La domanda principale deve essere quella relativa a chi e come decide, a quali interessi corrispondono le scelte di trasformazione del territorio. La risposta non può che essere il primato dell’interesse collettivo, il principio – peraltro chiaramente espresso dalla legge urbanistica toscana – che l’utilizzazione delle risorse territoriali ed ambientali deve avvenire garantendo la salvaguardia e il mantenimento dei beni comuni. Il paesaggio è un bene comune. Purtroppo dobbiamo constatare che statuto del territorio e paesaggio come bene comune, sebbene inseriti nella legislazione regionale, non sono ancora tenuti nella dovuta considerazione durante l’elaborazione dei piani urbanistici comunali e provinciali.
Intanto sarebbe già molto, oggi, evitare trasformazioni irreversibili e riflettere più compiutamente sui dati del consumo di suolo, tenendo conto che non si può aggiungere sempre; è come se in casa volessimo mettere continuamente mobili, alla fine ci troveremmo fuor di casa perché non abbiamo più spazio, oppure ci vivremmo molto peggio. Bisogna avere la forza di riqualificare l’esistente. Le colline toscane hanno già strutture a sufficienza per praticare la cultura e il turismo, oltre alla fondamentale attività agricola, senza la quale ogni sforzo di riqualificazione paesaggistica risulterebbe vano.
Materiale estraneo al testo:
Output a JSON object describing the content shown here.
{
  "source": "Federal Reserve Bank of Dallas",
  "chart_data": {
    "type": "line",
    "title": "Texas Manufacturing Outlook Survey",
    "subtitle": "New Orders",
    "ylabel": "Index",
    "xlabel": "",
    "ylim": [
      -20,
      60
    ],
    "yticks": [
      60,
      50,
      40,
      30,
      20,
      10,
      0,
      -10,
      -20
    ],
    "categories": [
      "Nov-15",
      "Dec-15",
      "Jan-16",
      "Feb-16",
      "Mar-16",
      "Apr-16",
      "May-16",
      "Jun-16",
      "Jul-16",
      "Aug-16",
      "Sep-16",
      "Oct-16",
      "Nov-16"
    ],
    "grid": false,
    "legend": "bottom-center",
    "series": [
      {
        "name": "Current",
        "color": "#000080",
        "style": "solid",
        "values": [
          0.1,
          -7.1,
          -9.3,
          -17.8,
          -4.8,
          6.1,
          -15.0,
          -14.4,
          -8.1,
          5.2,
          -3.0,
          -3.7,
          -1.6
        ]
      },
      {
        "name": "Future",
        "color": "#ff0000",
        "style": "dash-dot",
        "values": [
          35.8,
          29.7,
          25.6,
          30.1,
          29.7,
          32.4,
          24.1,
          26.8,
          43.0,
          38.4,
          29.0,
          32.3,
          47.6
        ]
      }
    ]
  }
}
Un puzzle di paesaggi costruito nei secoli ha conosciuto nel giro di pochi decenni una crisi profonda, alla quale occorre far fronte con regole chiare; ma le regole urbanistiche non bastano. Serve soprattutto una presa di coscienza del valore culturale dei quadri paesistici della Toscana, una rinnovata consapevolezza del paesaggio come bene comune. Appare incoraggiante, in questo senso, che la Regione Toscana abbia recentemente approvato una legge regionale sulla partecipazione come strumento per rivitalizzare il governo e la democrazia, a tutti i livelli dell’amministrazione pubblica, per promuovere una feconda combinazione tra programmazione regionale e soggettività locale. Non è mai troppo tardi. Forse è anche necessario smitizzare un po’ il paesaggio toscano per salvarlo, per tutelarlo meglio, per sottrarlo al peso crescente degli interessi economici. Le sue ferite rappresentano in qualche misura anche il degrado della politica e della democrazia.